Lets see if this summarizes the wreckage information.
The plane hit the rock embankment at the water's edge. Exactly what hit is unknown, but
1) The rear pressure bulkhead is split like an orange with seams between the leaves of the bulkhead open and the bottom of the bulkhead and possibly part of the rearmost cabin floor exposed.
2) The empennage after of the bulkhead came apart very quickly.
-- The colored vertical stabilizer section visible in the videos is 40-50 feet long and includes almost 1/4 of the top of the rear fuselage curve still attached. It traveled less than 500 feet from the impact point.
-- Both horizontal stabilizers are visible also less than 500 feet from the impact point - in pieces about 25-30 feet long
-- The APU is between the stabilizers - about 50-100 feet closer to the water
-- Most of the tail cone is located right near the water edge.
-- There is some debris in the water, but very little.
-- What some folks identify as right wing scrape marks are visible on the ground just clear of the service road along the water's edge.
3) The main fuselage skidded down the runway. There is no evidence it tumbled, flipped or even spun around 360 degrees.

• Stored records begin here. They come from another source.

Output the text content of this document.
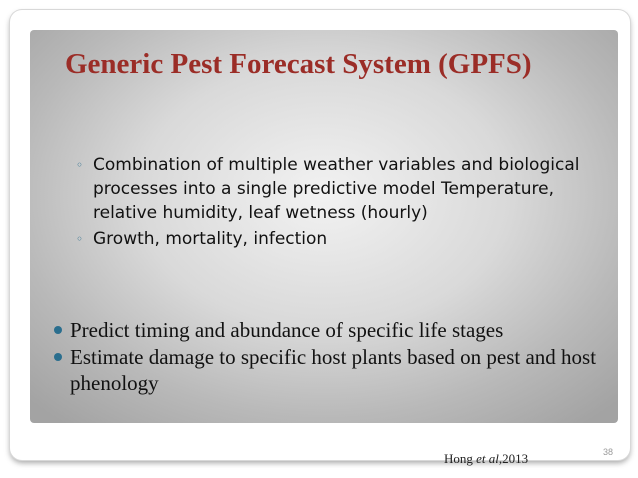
Generic Pest Forecast System (GPFS)
◦ Combination of multiple weather variables and biological processes into a single predictive model Temperature, relative humidity, leaf wetness (hourly)
◦ Growth, mortality, infection
Predict timing and abundance of specific life stages
Estimate damage to specific host plants based on pest and host phenology
38
Hong et al,2013
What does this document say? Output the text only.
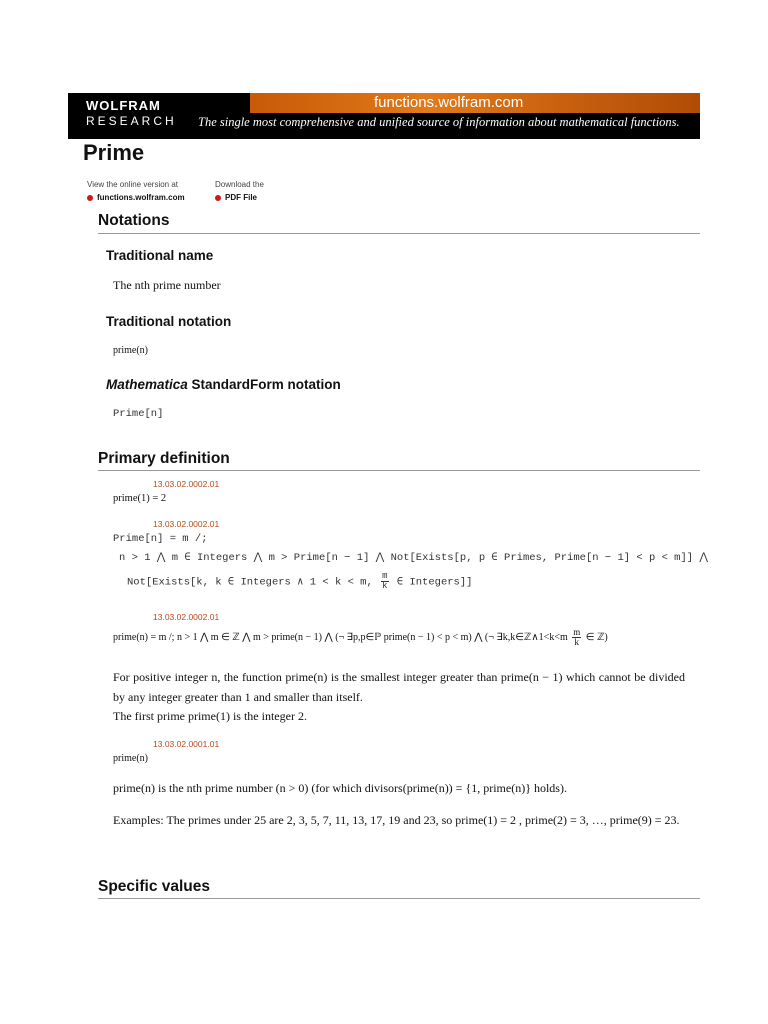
WOLFRAM
RESEARCH
functions.wolfram.com
The single most comprehensive and unified source of information about mathematical functions.
Prime
View the online version at
functions.wolfram.com
Download the
PDF File
Notations
Traditional name
The nth prime number
Traditional notation
prime(n)
Mathematica StandardForm notation
Prime[n]
Primary definition
13.03.02.0002.01
prime(1) = 2
13.03.02.0002.01
Prime[n] = m /;
n > 1 ⋀ m ∈ Integers ⋀ m > Prime[n − 1] ⋀ Not[Exists[p, p ∈ Primes, Prime[n − 1] < p < m]] ⋀
Not[Exists[k, k ∈ Integers ∧ 1 < k < m, $\frac{m}{k}$ ∈ Integers]]
13.03.02.0002.01
prime(n) = m /; n > 1 ⋀ m ∈ ℤ ⋀ m > prime(n − 1) ⋀ (¬ ∃p,p∈ℙ prime(n − 1) < p < m) ⋀ (¬ ∃k,k∈ℤ∧1<k<m $\frac{m}{k}$ ∈ ℤ)
For positive integer n, the function prime(n) is the smallest integer greater than prime(n − 1) which cannot be divided by any integer greater than 1 and smaller than itself.
The first prime prime(1) is the integer 2.
13.03.02.0001.01
prime(n)
prime(n) is the nth prime number (n > 0) (for which divisors(prime(n)) = {1, prime(n)} holds).
Examples: The primes under 25 are 2, 3, 5, 7, 11, 13, 17, 19 and 23, so prime(1) = 2 , prime(2) = 3, …, prime(9) = 23.
Specific values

But it might have happened.
-- The main fuselage is located left of the runway about 200-250 feet and appears to be pointed about 15-20 degrees off the runway magnetic heading of 283.5
-- There is a very visible twisted skid mark - presumably from the nose gear - along the runway exiting the runway surface about 1/2 way between the threshold and the aircraft final location.
-- Both engines are located near the aircraft - but separated from their mounts
-- One engine is located next to the fuselage just forward of the wing root
-- The other engine is located across the runway and a couple hundred feet of the main wreckage. Far to the right of the wreckage by 400 to 500 feet.
-- I don't think anyone has positively identify which engine is which. The assumption is the engine next to the fuselage is the right engine
-- One of the main landing gear is located near the tail control surfaces in the blast pad area. I have seen nothing to indicate where the other gear is located, but the images suggest it might still be under the left wing.
-- The nose gear was visible under the nose before all the fire fighting efforts
4) The fire was largely post-crash and does not appear to have involved any ruptured fuel tanks.
5) The two deceased bodies were found 'on the runway alongside the aircraft' according to SF FD
statements. That would rule out the young girls having been thrown out of the aircraft if it is correct.
6) The passengers evacuated quickly. And human nature being what it is - many grabbed their valuable nearby items/ luggage. Many also stopped to record videos and take pictures rather than seeing if their fellow passengers needed assistance.
7) The SF FD
head said last night that some of the passengers were "coming from the water" when the first fire trucks and other emergency vehicles arrived on scene. She did not say anyone was in the water, or that anyone went to the water. Only that the people had run far enough away from the aircraft that they had to come back to the rescuers. Every direction a passenger would run away from the aircraft except toward the terminal would be toward the water from that location.
8) There is no ATC audio of the pilots declaring an emergency, calling for a go around, reporting a problem or anything before the crash. The audio on youtube and vaiours sources include two different Skywest pilots who were close to landing on 28R and 28L announcing their go around (duh!! obvious!!) which stepped upon a transmission from the OZ
aircraft. The go around announcements are in clear native English - and the ATC tapes show the OZ
crew did not speak in those voices.
9) The ILS for both 28R and 28L was OOS - the pilots should have been briefed before this flight that the ILS was out.
10) There is confustion if the PAPI was out of service, or if the PAPI was damaged/ destroyed by the crash.
was moving the runway threshold back a few hundred feet down the runway from the water to increase the safety zone between the touchdown point and the water. That is why the ILS was out of service.
12) The images on Google Earth/ Google Maps / Bing Maps are about 18 months old - and show the threshold at its old location much closer to the water.
13) There was a UA
B747 stopped on the parallel taxiway south of the runway - pointed toward the arriving aircraft, waiting for the OZ
aircraft to land before it could make the 180 taxi turn and takeoff. That crew obviously saw the impact, and some passengers on the UA
plane certainly would have seen the wreckage skidding past. That plane sat there for almost three hours before a tug was allowed to turn the aircraft around and pull it back down the taxi way to the terminal. I've seen nothing definite about the passengers and crew of the UA
plane. If they were disembarked and bussed back to the terminal, or sat there the whole time. Neither the passengers or the crew would have been able to see the fire fighting operation or much of the rescue work.